Price shifts have clouded the underlying conditions of China's steel industry for months, with the movements mostly in one direction - down.
The prompt for yesterday's record rise - the data series, though, only goes back four years - was improving confidence that Chinese demand for steel is about to be rekindled.
The decision by the government to splash another $150 billion on a variety of infrastructure works - including big users of steels such as railways and subways - fanned the shift in sentiment.
A brighter outlook for the demand side will help steel mills drawdown stockpiled inventories of iron ore from local producers, making room for more imported dirt.
On the supply side, meanwhile, a number of producers including Vale, Fortescue and BHP Billiton have put expansion projects on ice in the face of the slump in iron ore prices since the start of July.
Thus, it's a case of shifting supply and demand curves in search of an equilibrium.

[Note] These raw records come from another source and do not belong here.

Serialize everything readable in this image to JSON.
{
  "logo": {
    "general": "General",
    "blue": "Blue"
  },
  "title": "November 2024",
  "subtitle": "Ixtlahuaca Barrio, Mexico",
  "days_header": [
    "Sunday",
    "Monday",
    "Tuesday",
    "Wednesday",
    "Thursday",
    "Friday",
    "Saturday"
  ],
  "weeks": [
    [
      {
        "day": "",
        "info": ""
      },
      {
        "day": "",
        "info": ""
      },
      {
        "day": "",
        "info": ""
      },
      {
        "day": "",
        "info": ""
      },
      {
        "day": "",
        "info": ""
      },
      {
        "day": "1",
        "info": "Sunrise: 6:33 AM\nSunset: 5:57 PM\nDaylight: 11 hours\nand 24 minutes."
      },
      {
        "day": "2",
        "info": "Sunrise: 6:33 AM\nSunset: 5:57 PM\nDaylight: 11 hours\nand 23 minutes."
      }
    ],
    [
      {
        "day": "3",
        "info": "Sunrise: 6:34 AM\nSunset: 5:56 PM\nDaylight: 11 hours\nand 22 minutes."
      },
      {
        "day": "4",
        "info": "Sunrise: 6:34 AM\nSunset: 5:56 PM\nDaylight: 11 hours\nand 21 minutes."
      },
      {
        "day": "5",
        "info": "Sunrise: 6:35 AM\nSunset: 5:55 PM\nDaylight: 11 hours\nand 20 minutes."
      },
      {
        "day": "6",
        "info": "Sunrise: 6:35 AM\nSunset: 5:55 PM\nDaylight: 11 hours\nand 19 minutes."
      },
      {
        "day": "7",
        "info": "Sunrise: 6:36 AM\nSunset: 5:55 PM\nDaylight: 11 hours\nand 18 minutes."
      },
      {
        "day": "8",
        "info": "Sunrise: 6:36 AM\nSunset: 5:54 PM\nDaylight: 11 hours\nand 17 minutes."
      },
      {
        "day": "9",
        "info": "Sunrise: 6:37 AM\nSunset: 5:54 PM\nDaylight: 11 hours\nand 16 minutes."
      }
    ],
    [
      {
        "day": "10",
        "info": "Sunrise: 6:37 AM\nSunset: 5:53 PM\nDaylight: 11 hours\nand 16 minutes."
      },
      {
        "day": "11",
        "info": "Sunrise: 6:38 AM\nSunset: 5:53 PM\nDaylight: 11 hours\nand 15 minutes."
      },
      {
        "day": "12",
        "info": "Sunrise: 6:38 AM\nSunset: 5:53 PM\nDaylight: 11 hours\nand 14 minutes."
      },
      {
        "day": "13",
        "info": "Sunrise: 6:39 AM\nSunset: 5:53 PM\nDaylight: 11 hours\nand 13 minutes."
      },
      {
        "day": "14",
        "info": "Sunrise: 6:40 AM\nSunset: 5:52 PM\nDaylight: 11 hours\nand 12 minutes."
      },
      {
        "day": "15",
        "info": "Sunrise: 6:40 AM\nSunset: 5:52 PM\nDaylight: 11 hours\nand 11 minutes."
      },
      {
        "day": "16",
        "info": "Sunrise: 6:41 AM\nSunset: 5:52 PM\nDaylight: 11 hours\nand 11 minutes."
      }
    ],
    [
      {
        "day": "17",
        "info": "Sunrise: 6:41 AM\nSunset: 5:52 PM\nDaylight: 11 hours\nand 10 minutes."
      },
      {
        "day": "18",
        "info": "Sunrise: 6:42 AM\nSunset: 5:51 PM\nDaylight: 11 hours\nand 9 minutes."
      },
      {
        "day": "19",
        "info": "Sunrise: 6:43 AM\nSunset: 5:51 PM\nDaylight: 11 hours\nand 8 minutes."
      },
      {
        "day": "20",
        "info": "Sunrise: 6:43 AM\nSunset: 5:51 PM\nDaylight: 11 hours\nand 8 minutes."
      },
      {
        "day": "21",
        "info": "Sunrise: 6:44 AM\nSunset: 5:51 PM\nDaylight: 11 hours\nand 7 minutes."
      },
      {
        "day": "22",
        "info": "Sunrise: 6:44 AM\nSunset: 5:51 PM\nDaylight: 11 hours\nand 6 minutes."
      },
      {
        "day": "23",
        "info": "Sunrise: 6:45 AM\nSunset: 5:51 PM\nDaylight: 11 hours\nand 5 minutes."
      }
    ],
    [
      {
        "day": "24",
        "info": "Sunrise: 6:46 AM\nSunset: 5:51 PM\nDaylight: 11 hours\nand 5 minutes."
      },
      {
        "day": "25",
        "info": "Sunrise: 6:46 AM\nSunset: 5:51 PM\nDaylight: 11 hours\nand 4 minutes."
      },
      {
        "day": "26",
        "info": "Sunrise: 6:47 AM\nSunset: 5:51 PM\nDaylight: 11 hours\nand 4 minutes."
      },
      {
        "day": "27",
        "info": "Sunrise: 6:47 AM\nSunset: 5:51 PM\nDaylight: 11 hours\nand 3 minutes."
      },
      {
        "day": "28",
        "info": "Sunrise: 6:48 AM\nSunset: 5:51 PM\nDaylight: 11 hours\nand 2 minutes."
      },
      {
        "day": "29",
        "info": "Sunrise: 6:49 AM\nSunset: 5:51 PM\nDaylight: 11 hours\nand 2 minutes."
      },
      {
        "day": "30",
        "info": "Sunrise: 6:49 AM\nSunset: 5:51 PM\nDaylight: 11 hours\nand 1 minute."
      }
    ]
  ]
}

Iron ore producers had seen strong rallies in their shares in recent days as some of the bears got knocked out of the way.
Today, as the Australian market opened generally weaker, miners were back influx, with Fortescue again resuming its slide. Seems the prospect of an equity raising won't be erased by a single-day's rally in Tianjin ore prices to about $US95 a tonne.
More to come?
Still, it's worth noting that for China a $150 billion infrastructure outlay is more a trip to the local milk bar than a spending spree. For an economy with an annual output topping $US7 trillion, such investment - assuming it's all in addition to what was going to be spent - won't on its own serve as much of an accelerant for growth.
The hope, though, is that the spending marks the start of a wider program, with a lot more stimulus to come.
Either way, if those hopes push up iron ore prices, they will be a welcome relief to the likes of billionaires Gina Rinehart and Andrew Forrest, who are shuffling funds to finance their respective developments.
Iron ore traders, meanwhile, are now making positive noises about volumes and the restart of extra shipments of the commodity.
Whether the positive sentiment is a flicker or a fixture depends on what China does next. But for Australian miners, it is too early yet to rethink those capex spending plans.